Ascensão social é uma sinfonia, não um canto gregoriano monofônico. O ensino superior é apenas um dos muitos sons que se fundem na melodia. Nós acreditamos que o ensino superior é a solução para os problemas que configuramos como sociedade porque alguns desses “nós” têm ensino superior e passaram anos sendo ensinados que vivemos numa “sociedade do conhecimento”, um tipo de conhecimento definido, armazenado e distribuído por universidades. Isso não é necessariamente correto. O que percebemos (normalmente em retrospectiva) como ascensão social é um rio cuja trajetória resulta de vários afluentes. Para citar Tara Brabazon: “Quando o ponto final de muitos degraus foram apenas trabalhos ocasionais (como tem sido a experiência de um número crescente de graduados), os estudantes questionam, com razão, o propósito da estrutura dos cursos”. Mais e mais pessoas que ascenderam socialmente desistiram da universidade ou nunca entraram nela.
Qual o papel da educação no combate às desigualdades sociais, tema do seu novo livro?
O atual sistema universitário foi incorporado pela economia de mercado capitalista. Ele serve como mais um mecanismo na reprodução de privilégios e aprofundamento das desigualdades.
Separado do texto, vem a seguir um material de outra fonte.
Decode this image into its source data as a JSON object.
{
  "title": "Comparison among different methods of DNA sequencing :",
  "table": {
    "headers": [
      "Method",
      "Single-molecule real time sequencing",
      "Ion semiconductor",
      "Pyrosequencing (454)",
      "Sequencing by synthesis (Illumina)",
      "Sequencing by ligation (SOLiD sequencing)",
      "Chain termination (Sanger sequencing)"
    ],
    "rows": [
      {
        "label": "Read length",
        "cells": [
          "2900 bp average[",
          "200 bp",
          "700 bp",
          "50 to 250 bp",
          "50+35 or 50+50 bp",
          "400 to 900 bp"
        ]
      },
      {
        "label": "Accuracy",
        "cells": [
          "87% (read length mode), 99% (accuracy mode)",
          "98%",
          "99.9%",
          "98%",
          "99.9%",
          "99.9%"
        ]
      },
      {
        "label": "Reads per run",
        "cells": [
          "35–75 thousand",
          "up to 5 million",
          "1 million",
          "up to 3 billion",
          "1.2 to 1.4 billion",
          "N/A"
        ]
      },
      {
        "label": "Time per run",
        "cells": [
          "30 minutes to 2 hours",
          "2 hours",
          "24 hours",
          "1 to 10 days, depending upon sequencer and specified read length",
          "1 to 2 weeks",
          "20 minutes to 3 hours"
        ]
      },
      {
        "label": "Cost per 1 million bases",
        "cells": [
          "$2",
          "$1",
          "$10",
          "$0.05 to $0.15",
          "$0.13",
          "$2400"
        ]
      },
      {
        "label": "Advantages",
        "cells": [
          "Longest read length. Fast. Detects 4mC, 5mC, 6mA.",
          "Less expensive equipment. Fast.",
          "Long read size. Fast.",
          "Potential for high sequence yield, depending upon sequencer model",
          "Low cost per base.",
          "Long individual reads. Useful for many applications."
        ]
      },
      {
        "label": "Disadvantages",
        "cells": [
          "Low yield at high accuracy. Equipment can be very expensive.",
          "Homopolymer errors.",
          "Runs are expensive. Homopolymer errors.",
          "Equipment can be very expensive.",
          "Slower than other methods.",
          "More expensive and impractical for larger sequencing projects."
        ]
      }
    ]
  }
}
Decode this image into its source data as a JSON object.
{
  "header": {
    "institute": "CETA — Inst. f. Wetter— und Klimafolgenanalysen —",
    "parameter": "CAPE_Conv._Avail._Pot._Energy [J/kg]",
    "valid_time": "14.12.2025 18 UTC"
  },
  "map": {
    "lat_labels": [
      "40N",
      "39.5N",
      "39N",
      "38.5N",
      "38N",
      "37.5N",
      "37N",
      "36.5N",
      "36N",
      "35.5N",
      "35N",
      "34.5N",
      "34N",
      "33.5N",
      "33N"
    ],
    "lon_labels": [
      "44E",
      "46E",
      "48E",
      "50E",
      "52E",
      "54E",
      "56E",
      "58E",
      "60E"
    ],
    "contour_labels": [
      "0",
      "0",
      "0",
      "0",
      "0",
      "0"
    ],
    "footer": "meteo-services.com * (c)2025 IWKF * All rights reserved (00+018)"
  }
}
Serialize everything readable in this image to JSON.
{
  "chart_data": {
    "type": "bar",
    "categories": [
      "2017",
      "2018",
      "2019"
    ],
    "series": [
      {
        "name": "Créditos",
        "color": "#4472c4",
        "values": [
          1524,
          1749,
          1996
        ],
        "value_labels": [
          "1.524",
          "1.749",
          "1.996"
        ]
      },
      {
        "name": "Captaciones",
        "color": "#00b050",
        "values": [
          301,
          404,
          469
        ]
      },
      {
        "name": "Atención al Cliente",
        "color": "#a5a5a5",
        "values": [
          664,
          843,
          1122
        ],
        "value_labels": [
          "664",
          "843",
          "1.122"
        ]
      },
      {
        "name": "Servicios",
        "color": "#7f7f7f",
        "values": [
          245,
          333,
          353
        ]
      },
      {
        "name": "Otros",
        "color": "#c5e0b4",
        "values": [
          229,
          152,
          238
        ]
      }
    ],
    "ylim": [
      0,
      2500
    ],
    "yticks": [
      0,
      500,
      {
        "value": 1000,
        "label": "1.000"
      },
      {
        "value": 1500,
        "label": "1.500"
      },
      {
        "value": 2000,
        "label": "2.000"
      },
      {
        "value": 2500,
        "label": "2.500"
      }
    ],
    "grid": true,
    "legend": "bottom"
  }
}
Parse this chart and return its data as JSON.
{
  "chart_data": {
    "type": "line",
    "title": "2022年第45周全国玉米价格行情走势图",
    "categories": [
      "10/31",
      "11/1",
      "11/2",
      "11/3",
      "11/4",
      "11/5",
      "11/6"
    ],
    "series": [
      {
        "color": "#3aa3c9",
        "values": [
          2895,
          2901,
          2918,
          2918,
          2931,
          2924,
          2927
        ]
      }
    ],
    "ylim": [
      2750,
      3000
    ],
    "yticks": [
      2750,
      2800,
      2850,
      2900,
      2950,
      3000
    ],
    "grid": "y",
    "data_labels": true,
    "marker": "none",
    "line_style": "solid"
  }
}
Como diz Fareed Zakaria, enquanto um rapaz de 18 anos da Califórnia recebia a melhor educação possível nos anos 60 sem custo, no ano passado os alunos precisavam pagar matrícula de 12.972 dólares se tivessem nascido no estado; se não, o valor subia para 22.878 dólares, sem incluir custo de moradia e alimentação; o valor total do momento da matrícula até o diploma ficaria perto de 50 mil dólares por ano para não-residentes. Poucos entre os milhões de pais amorosos e cuidadosos têm possibilidades de garantir um valor dessa magnitude. Quanto aos filhos, “empréstimos estudantis deixam os universitários presos pelo resto de suas vidas”, observa Will Stanton. “A maior loucura é que entramos para a universidade com o objetivo de conseguir um emprego e pagar a dívida que fizemos para cursar a universidade”.